Derrière cette promesse, on sent toute la tendresse de notre mère du Ciel ; on sent aussi toute sa puissance qu’elle, la Reine des anges et des hommes, est prête à déployer pour protéger ses enfants.
Si Marie est avec nous, qui sera contre nous ?
« Telle est la volonté du Très-Haut, qui exalte les humbles, que le Ciel, la terre et les enfers plient, bon gré mal gré, aux commandements de l’humble Marie, qu’il a faite souveraine du ciel et de la terre, la générale de ses armées, la trésorière de ses trésors, la dispensatrice de ses grâces, l’ouvrière de ses grandes merveilles, la réparatrice du genre humain, la médiatrice des hommes, l’exterminatrice des ennemis de Dieu et la fidèle compagne de ses grandeurs et de ses triomphes. » (Saint Louis-Marie Grignion de Montfort, Traité de la vraie dévotion, n°29)
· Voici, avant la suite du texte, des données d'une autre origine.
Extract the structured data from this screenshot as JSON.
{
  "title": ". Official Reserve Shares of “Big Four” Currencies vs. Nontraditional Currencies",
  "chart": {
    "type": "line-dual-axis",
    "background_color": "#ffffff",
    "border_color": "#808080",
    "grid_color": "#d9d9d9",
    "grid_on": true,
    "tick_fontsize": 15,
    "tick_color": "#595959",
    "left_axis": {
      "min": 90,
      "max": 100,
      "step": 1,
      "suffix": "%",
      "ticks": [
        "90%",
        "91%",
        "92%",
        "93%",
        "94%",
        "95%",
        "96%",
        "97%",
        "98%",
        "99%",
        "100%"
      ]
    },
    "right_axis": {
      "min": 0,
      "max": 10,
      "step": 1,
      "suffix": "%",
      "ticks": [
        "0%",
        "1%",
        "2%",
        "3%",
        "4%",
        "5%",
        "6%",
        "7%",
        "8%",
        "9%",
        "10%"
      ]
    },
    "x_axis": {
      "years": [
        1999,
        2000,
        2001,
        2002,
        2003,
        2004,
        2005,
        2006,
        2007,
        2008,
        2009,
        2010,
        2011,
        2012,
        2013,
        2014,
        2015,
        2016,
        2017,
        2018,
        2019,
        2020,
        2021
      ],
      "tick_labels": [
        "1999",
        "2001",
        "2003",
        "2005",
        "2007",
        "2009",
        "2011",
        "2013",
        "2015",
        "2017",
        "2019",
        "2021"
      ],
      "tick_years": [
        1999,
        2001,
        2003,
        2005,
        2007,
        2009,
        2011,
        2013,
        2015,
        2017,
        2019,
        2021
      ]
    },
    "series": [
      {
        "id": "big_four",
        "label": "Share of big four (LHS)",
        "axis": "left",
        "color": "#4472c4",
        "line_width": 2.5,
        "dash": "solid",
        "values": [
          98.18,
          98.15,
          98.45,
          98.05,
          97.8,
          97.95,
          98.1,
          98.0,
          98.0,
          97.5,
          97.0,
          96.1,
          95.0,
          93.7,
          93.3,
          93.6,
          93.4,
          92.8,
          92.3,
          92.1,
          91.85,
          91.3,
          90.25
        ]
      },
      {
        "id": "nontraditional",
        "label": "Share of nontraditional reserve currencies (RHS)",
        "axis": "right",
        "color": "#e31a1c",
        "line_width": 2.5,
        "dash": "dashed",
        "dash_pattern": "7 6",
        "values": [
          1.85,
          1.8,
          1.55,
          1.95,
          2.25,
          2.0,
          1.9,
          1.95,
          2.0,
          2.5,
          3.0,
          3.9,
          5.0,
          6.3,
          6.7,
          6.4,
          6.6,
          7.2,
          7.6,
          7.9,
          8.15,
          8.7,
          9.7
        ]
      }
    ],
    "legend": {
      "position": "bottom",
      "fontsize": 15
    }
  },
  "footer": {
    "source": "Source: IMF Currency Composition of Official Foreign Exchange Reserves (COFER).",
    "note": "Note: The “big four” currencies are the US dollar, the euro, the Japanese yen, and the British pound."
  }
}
Cette tendresse et cette puissance vont se déployer tout spécialement au cours du XIXe siècle, période de grands troubles, qui va engendrer dans toute l’Europe un éloignement de la foi et de la pratique religieuses. La France sera particulièrement touchée, au point que la Sainte Vierge se montrera à plusieurs reprises pour amener ses enfants à la pénitence : Paris en 1830, La Salette en 1846, Lourdes en 1858, Pontmain en 1871… À chaque fois, ses exhortations à la confiance en Dieu se mêlent à l’expression de sa douleur et ses appels à la conversion.
Mais, au milieu de ces grandes apparitions, accompagnées parfois de faits extraordinaires (les miracles de la médaille des sœurs de la rue du Bac, devenue la « médaille miraculeuse » et les guérisons obtenues à la grotte de Lourdes), il faut glisser l’intervention très humble et cependant si fructueuse de la reine du Ciel, dans le Paris révolutionnaire de 1836, intervention qui va faire éclore la dévotion à son Cœur immaculé : voici l’histoire de Notre-Dame des Victoires.
Paris, 1629
Il faut remonter au XVIIe siècle, durant le règne de Louis XIII, roi très dévot envers la Sainte Vierge. Il l’avait fortement invoquée pour obtenir la victoire sur les ennemis du royaume, notamment les protestants réfugiés à La Rochelle. La victoire, sans nul doute, c’était bien la Sainte Vierge qui l’avait obtenue, en réponse aux nombreux chapelets récités en son honneur.
Car sur demande du souverain lui-même, le rosaire avait été prié devant toute la cour par les dominicains du faubourg Saint-Honoré. Puis le roi avait demandé aux frères prêcheurs d’instruire l’armée. Quinze mille chapelets avaient été distribués. Et tous les soirs, les troupes chantaient Ave et cantiques autour de la ville assiégée en portant une statue de Notre-Dame, espérant l’aide du Ciel comme, autrefois, les Israélites devant Jéricho.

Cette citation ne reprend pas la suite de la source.